Ich hab nichts gegen Klischees, ganz im Gegenteil. Ich liebe gut umgesetzte Klischees und mag es auch gerne, wenn Animes sich der Klischees bewusst sind und damit spielen.

Aber diese „wir sind doch nicht verwandt“-Auflösung ist fast nie gut umgesetzt. In den allermeisten Fällen läuft es darauf hinaus, dass das irgendwann eingebracht wird, vielleicht noch mit einer schnell erfindenden Backstory, letztlich aber nur Device bzw. Alibi-Lösung dafür ist, eine Beziehung zwischen zwei verwandten Personen im Nachhinein zu legalisieren. Aber ist das notwendig? Das Problem ist, dass solche Arten von Beziehungen nicht gesellschaftlich akzeptiert sind. Dann stellt sich aber die Frage, warum solche Bruder-Schwester-Beziehungen in japanischen Medien überhaupt so stark präsent sind. Die Antwort darauf ist sicherlich sehr komplex, aber offensichtlich ist, dass das Verlangen nach solchen Beziehungen in Geschichten alles andere als gering ist. Das liegt vermutlich an den Kleine-Schwester- bzw. Große-Schwester-Stereotypen, die sich ja beide in immer wieder ähnlicher Form überall wiederfinden lassen.
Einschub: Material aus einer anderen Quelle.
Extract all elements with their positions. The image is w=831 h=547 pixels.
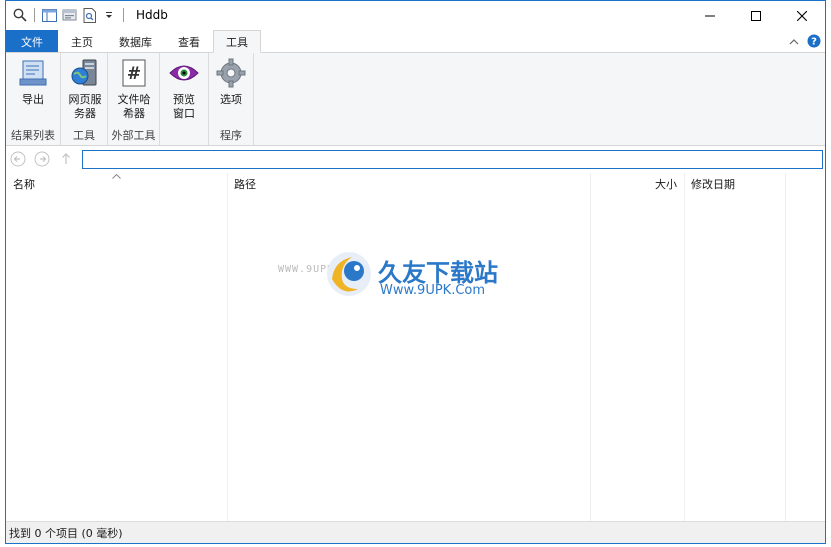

Die Frage, die man sich stellen muss, ist hier aber, warum sich überhaupt so eine Beziehung zwischen Bruder und Schwester entwickelt hat, und inwiefern sie damit zu tun hat, dass sie Bruder und Schwester sind. Und halte ich es für eine ungenügende Lösung, am Ende zu sagen, "sind ja doch nicht blutsverwandt". Auch wenn ich die emotionale Aversion gegenüber einer solche Beziehung verstehen kann, finde ich es letztlich recht haltlos, wenn das bloße Nichtvorhandensein einer Blutsverwandtschaft das alles plötzlich okay macht – warum war es nicht schon vorher okay, oder warum ist es plötzlich nicht mehr okay, wenn eine bestätigte Blutsverwandtschaft herrscht? Die psychologischen und emotionalen Aspekte dieser Beziehung bestehen doch unabhängig von dieser Blutsverwandtschaft.